Part 4: I No Longer See You - 100 years
1. Harry, the school bully, looks straight into Conor’s eyes and says, “I no longer see you”. Why is Conor so affected with this? Why do you think Lily’s letter mattered to him, that it made everything “quiet”?
2. Why do you think Conor was wishing to be punished for what he did to Harry? Was the Headmaster right for not punishing him?
I have two (seemed) parallel answers for these, please bear with me. First…
As absurd as it may seemed, Harry, his cohorts, and their bullying are the only normal things happening to Connor at the moment. Everyone else around seemed to treat him like a fragile china doll. Harry was the only person who sees him as Conor- the boy. Harry was the only person who bothers to give him any attention. So, when he said “I no longer see you” that bothered Conor terribly. He’ll be invisible, like a virus in the air that nobody can see, yet everybody is being careful not to contract it just the same.
And…
Like I said before, Conor calls to be punished. He is practically begging for it. He sees himself as the villain in this story, but nobody thought him worthy to be punished. People think that he is suffering enough. He did made some tremendous effort beating up Harry just to be seen. It’s like wearing a placard that says “I’m acting up, PEOPLE!”

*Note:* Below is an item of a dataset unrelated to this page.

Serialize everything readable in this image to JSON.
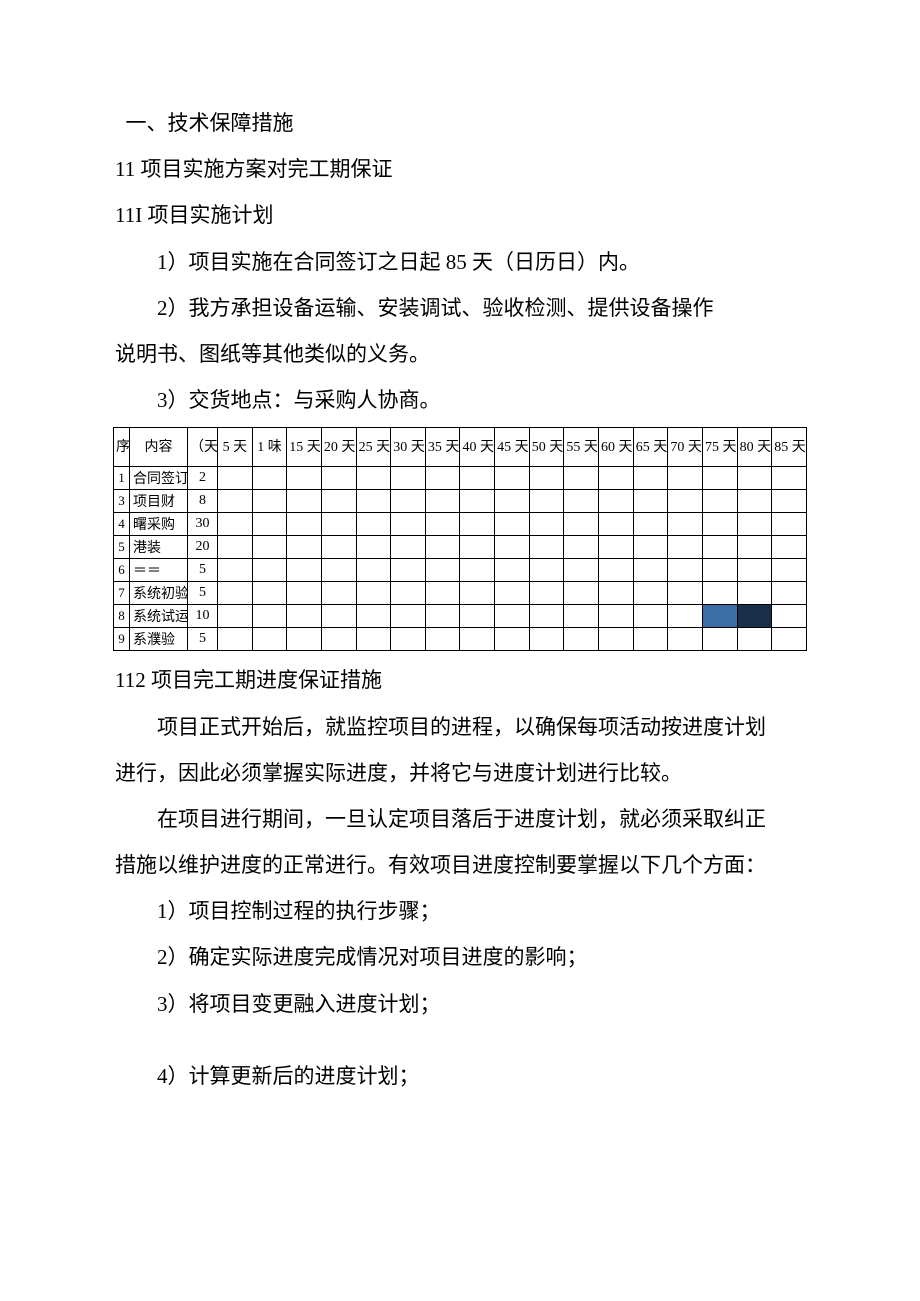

Lily’s note made everything quiet for Conor, I think, because it meant “finally, someone bright enough to understand that I’m guilty.”
No, I think the Headmaster was wrong about that decision even if Conor’s action was a result of bullying. Violence is never the answer/ solution against bullying.
3. “You be as angry as you need to be,” Conor’s mum said to him. What do you think about this statement? People often say that anger is unhealthy, but why does Conor’s mum say it’s okay to be that?
Anger is a completely normal emotion related to one’s psychological interpretation of having been offended, wronged or denied and a tendency to undo that by retaliation.
Conor felt that he was greatly offended for being treated as a fragile being; wronged by judging him not guilty of anything; and was denied the right to judge the truth whether it be acceptable or not. His mum encouraged retaliation because anger should be normal, not destructive.